Posteriormente, há toda a questão da viagem; um álbum que é uma certa crónica metafórica da minha ida de Portugal para a Alemanha e todas as dificuldades que estiveram presentes neste percurso da minha vida. Houve bons e, efetivamente, maus momentos, como se fossem oscilações das ondas do mar, mas que, no final, tiveram uma nota positiva e que nos permitiu regressar a casa. Uma alegoria à aprendizagem adquirida, o objetivo da viagem foi descobrir novos territórios e tornar-me mais completo como ser humano.
M.I. - Podemos também afirmar que é uma alegoria ao espírito português que sempre procurou viajar para terras longínquas e manter uma forte ligação com o mar?
Uma ótima interpretação. Eu tenho uma forte ligação com Portugal, não é por estar a viver fora que desvalorizo o meu país.
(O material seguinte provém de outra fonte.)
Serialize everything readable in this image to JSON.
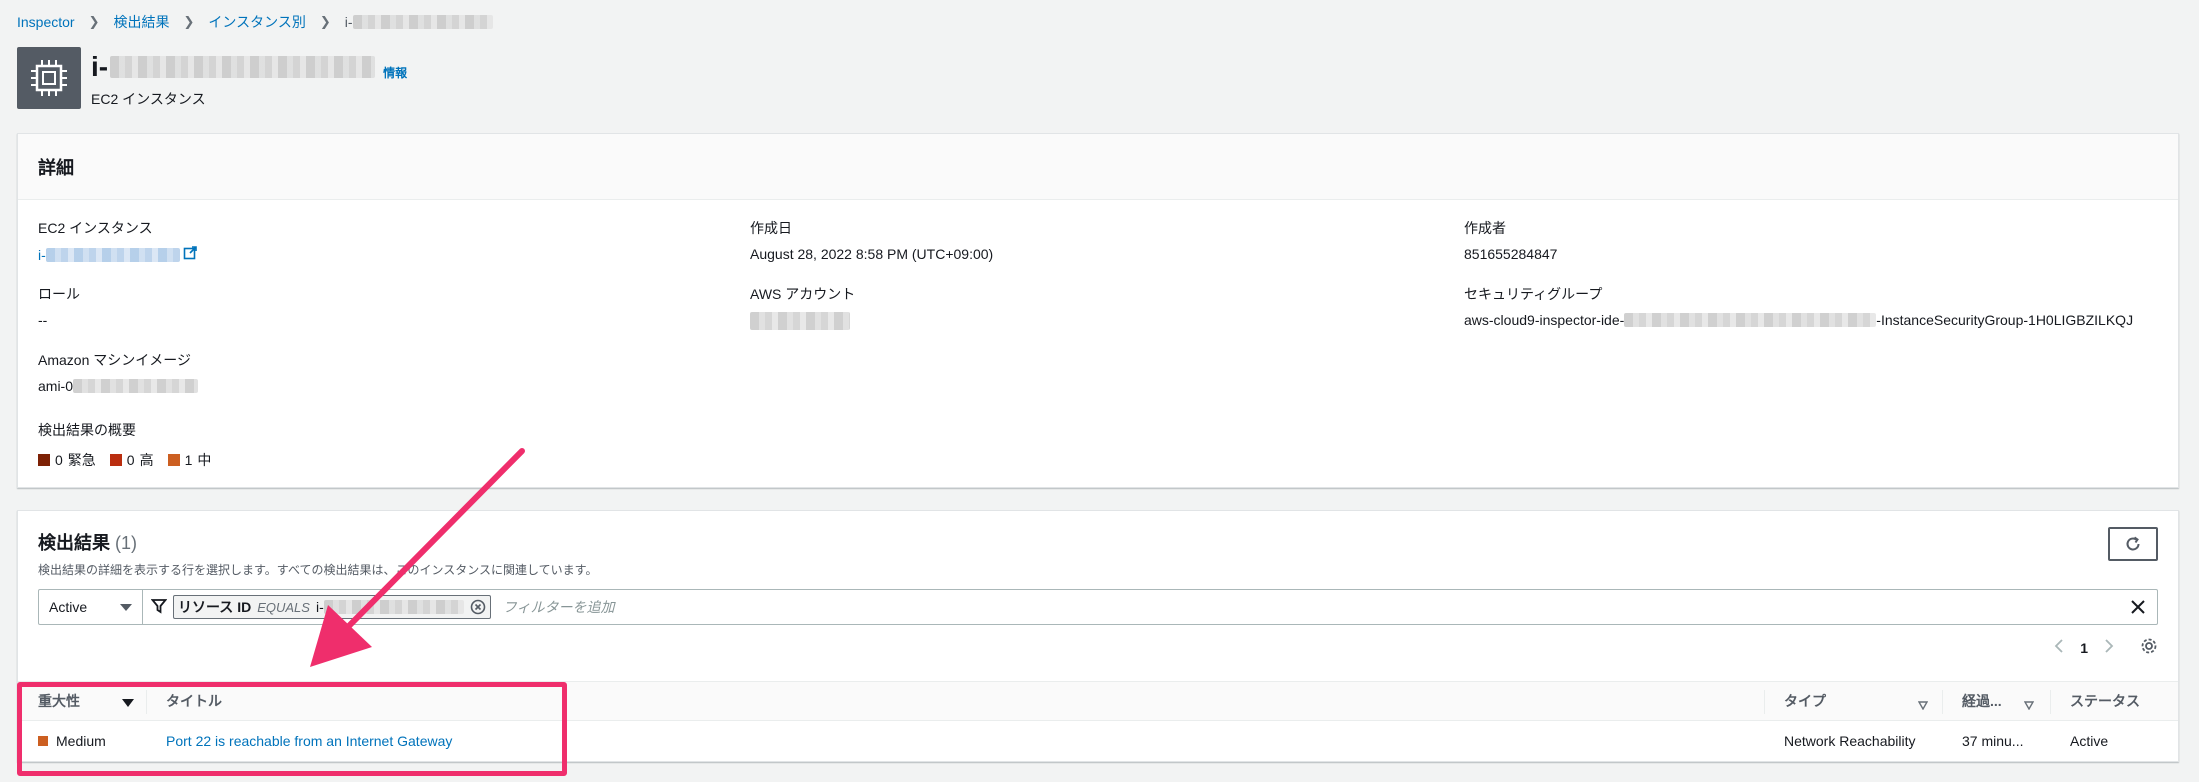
{
  "breadcrumb": {
    "items": [
      "Inspector",
      "検出結果",
      "インスタンス別"
    ],
    "current_prefix": "i-"
  },
  "header": {
    "instance_id_prefix": "i-",
    "info_link": "情報",
    "subtitle": "EC2 インスタンス"
  },
  "details": {
    "title": "詳細",
    "ec2_instance_label": "EC2 インスタンス",
    "ec2_instance_value_prefix": "i-",
    "role_label": "ロール",
    "role_value": "--",
    "ami_label": "Amazon マシンイメージ",
    "ami_value_prefix": "ami-0",
    "created_label": "作成日",
    "created_value": "August 28, 2022 8:58 PM (UTC+09:00)",
    "account_label": "AWS アカウント",
    "creator_label": "作成者",
    "creator_value": "851655284847",
    "sg_label": "セキュリティグループ",
    "sg_value_prefix": "aws-cloud9-inspector-ide-",
    "sg_value_suffix": "-InstanceSecurityGroup-1H0LIGBZILKQJ",
    "summary_label": "検出結果の概要",
    "severity_summary": [
      {
        "count": "0",
        "label": "緊急",
        "color": "#7d2105"
      },
      {
        "count": "0",
        "label": "高",
        "color": "#ba2e0f"
      },
      {
        "count": "1",
        "label": "中",
        "color": "#cc5f21"
      }
    ]
  },
  "findings": {
    "title": "検出結果",
    "count": "(1)",
    "description": "検出結果の詳細を表示する行を選択します。すべての検出結果は、このインスタンスに関連しています。",
    "status_select": "Active",
    "filter_token_key": "リソース ID",
    "filter_token_op": "EQUALS",
    "filter_token_value_prefix": "i-",
    "filter_placeholder": "フィルターを追加",
    "page_number": "1",
    "columns": {
      "severity": "重大性",
      "title": "タイトル",
      "type": "タイプ",
      "elapsed": "経過...",
      "status": "ステータス"
    },
    "rows": [
      {
        "severity": "Medium",
        "severity_color": "#cc5f21",
        "title": "Port 22 is reachable from an Internet Gateway",
        "type": "Network Reachability",
        "elapsed": "37 minu...",
        "status": "Active"
      }
    ]
  },
  "colors": {
    "link": "#0073bb",
    "annotation": "#ef2e6c",
    "background": "#f2f3f3"
  }
}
Quando uma pessoa emigra, o coração bate com mais força. Acho que sim, acredito que é inteiramente possível o que estás a dizer. Eu não tive essa noção quando estava a produzir o disco, pois relaciona-se com a minha história e metaforizá-la como uma experiência. Nunca pensei que pudesse relacionar-se com o espírito português, mas vejo-a claramente.
M.I. - Numa publicação nas redes sociais, enunciaste um leque de bandas que te inspiraram na composição do Halls of Alabaster. Falamos de Nick Cave, Moonspell, Dead Can Dance até Sia.
São bandas e algumas músicas que contribuíram como fontes de inspiração para a conceção do álbum.
Faço sempre esta lista de músicas para todos os álbuns através de uma listagem criada no Spotify. São as influências que eu consigo perceber; muitas das vezes compomos músicas e não percebemos as suas raízes. Por exemplo, estive há uns tempos em Portugal a conversar com o Manuel da Bunker Store e ele mencionou que detetou um pouco de influências de Placebo no Halls of Alabaster. Achei interessante e nunca ponderei tal ligação, visto eu adorar Placebo.
São muitas as influências, mas as que eu consigo facilmente identificar estão listadas numa publicação que fiz. É, sem dúvida, uma manta de retalhos, mas estas são as que mais me influenciaram de diversas maneiras desde a própria atmosfera, o conteúdo lírico, entre outros aspetos.
No caso da Sia, foi uma artista que descobri em 2023, enquanto estava a compor algumas músicas. O álbum 1000 Forms of Fear é um algo concetual de composição, assumidamente pop mas muito bem conseguido. Porém, tem também uma garra nas composições e rebeldia que não se veem na indústria pop. Cavando ainda mais no disco dela, cada música é melhor do que a anterior. Recomendo vivamente a faixa “Burn The Pages” que me influenciou particularmente para a música “Hymn To The Sleep Deprived”.
M.I. - Onde foi gravado o vídeo “The Ballad of Captain Flint”?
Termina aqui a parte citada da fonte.